[julia-users] Re: Large HDF5 matrix multiplication

2015-09-28 Thread Jim Garrison
Thank you; both replies have been incredibly helpful.

I was under the mistaken impression that all large HDF5 matrices must be 
stored in chunks, but it seems that it is not necessary and is not even the 
default for JLD.

I also realized shortly after sending my message that my problem is 
equivalent to multiplying two matrices A * B, where B fits in memory but A 
must remain out of core.  (The columns of B are the vectors v[i] I was 
attempting to multiply before.)

I've done a bit of benchmarking, and so far mmap seems to have better 
performance than loading each column manually.  However, my matrix is in 
general complex, and `ismmappable` returns `false` for an array of complex 
numbers.  Is the inability to mmap an inherent limitation of storing 
complex numbers as complex datasets, or is it something that would be 
straightforward to solve?

Another thing: At times, I also would like to multiply the Hermitian 
conjugate of A times B (i.e. Ac_mul_B behavior).  I'm running some 
benchmarks now to see how mmap fares on this slightly modified problem (for 
a real matrix).

I also plan to try again with Blosc compression to see if this speeds up 
the reads from disk any.  (Of course, in this case mmap will not longer be 
possible, even for a real matrix.)

Thanks again!

On Friday, September 25, 2015 at 2:30:17 PM UTC-7, Jim Garrison wrote:
>
> I have a very large, dense matrix (too large to fit in RAM) "A" saved in 
> an HDF5/JLD file.  I also have several vectors of the same dimension 
> v[1]..v[n], which *are* able to fit in memory, and I would like to know 
> the result of multiplying each vector by my matrix A. 
>
> My current idea is to do this manually -- simply loading each row or 
> column from the matrix dataset, one at a time, and implementing 
> matrix-vector multiplication myself.  However, it is possible that my 
> large matrix is already stored is some sort of "chunked"/block form in 
> the HDF5 file, and it would be nice to choose my blocks accordingly so 
> the calculation happens as efficiently as possible.  Is there a way to 
> load all blocks of an HDF5 dataset in the most efficient way? 
>
> In terms of the bigger picture, I've also considered that it might be 
> nice to implement in JLD all general matrix-matrix and matrix-vector 
> operations for JldDataset (which would throw an error when the 
> dimensions of the objects do not match, or when the data types do not 
> make sense for multiplication).  But I could also see this being an 
> unwelcome "feature," as it would be quite easy to accidentally call this 
> even when it is possible to load the matrix into memory.  (Also, it 
> would not be the most efficient way to handle my problem, as it would 
> involve loading the dataset n times, once for each vector v[i].) 
>
>

[julia-users] Re: Large HDF5 matrix multiplication

2015-09-25 Thread Steven G. Johnson
What you are asking for is called an "out of core" matrix-multiplication 
algorithm.  If you google for it, you'll find several papers on this.  The 
key (as is also true for in-memory matrix operations), is to maximize 
memory locality.

However, there doesn't seem to be much free code available for this 
problem.  My suspicion is that it is not so popular because:

1) If your problem doesn't fit in memory, these days the first choice is 
usually to go to a distributed-memory cluster rather than hitting the disk.
2) The cubic scaling of matrix-matrix products means that you can't 
increase the size too much anyway.  If you give me 1000x more processing 
power, I can handle a 10x bigger matrix rank (assuming dense matrices).

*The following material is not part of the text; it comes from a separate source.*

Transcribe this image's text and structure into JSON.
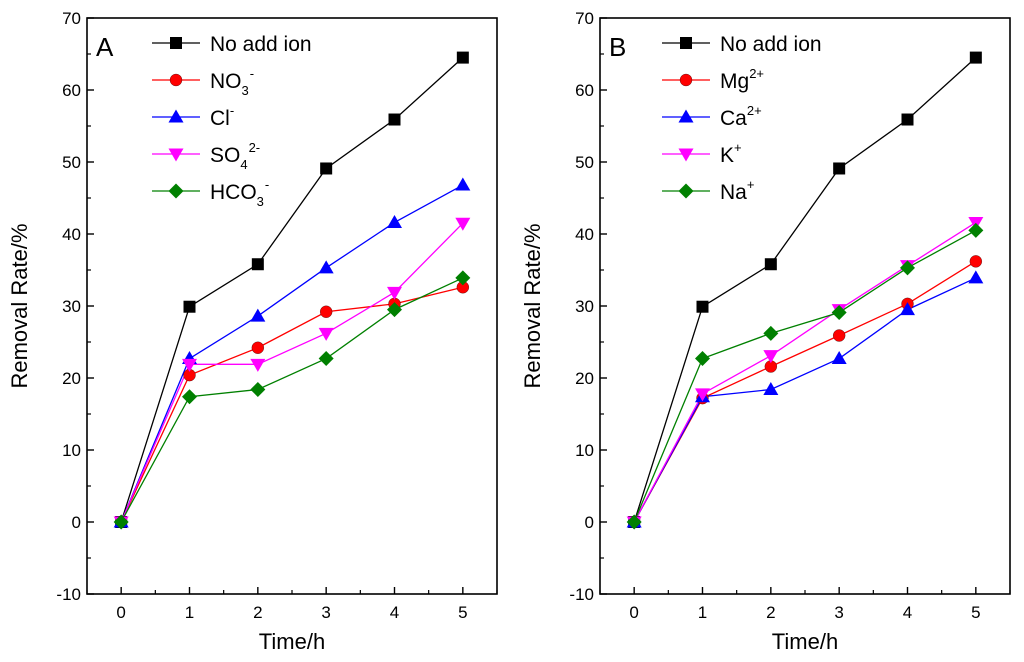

PS. HDF5 lets you specify how an array is "chunked" for storage, and lets 
you read back subsets of an array at a time.  All of this functionality is 
exposed in HDF5.jl, I believe.  Possibly it would be more efficient to 
memory-map the array and let the OS deal with paging it in and out of 
memory.  Note that Julia matrices are stored in column-major format 
(contiguous columns stored one after another), so you'll want to access the 
matrix column-by-column in your matrix-vector products.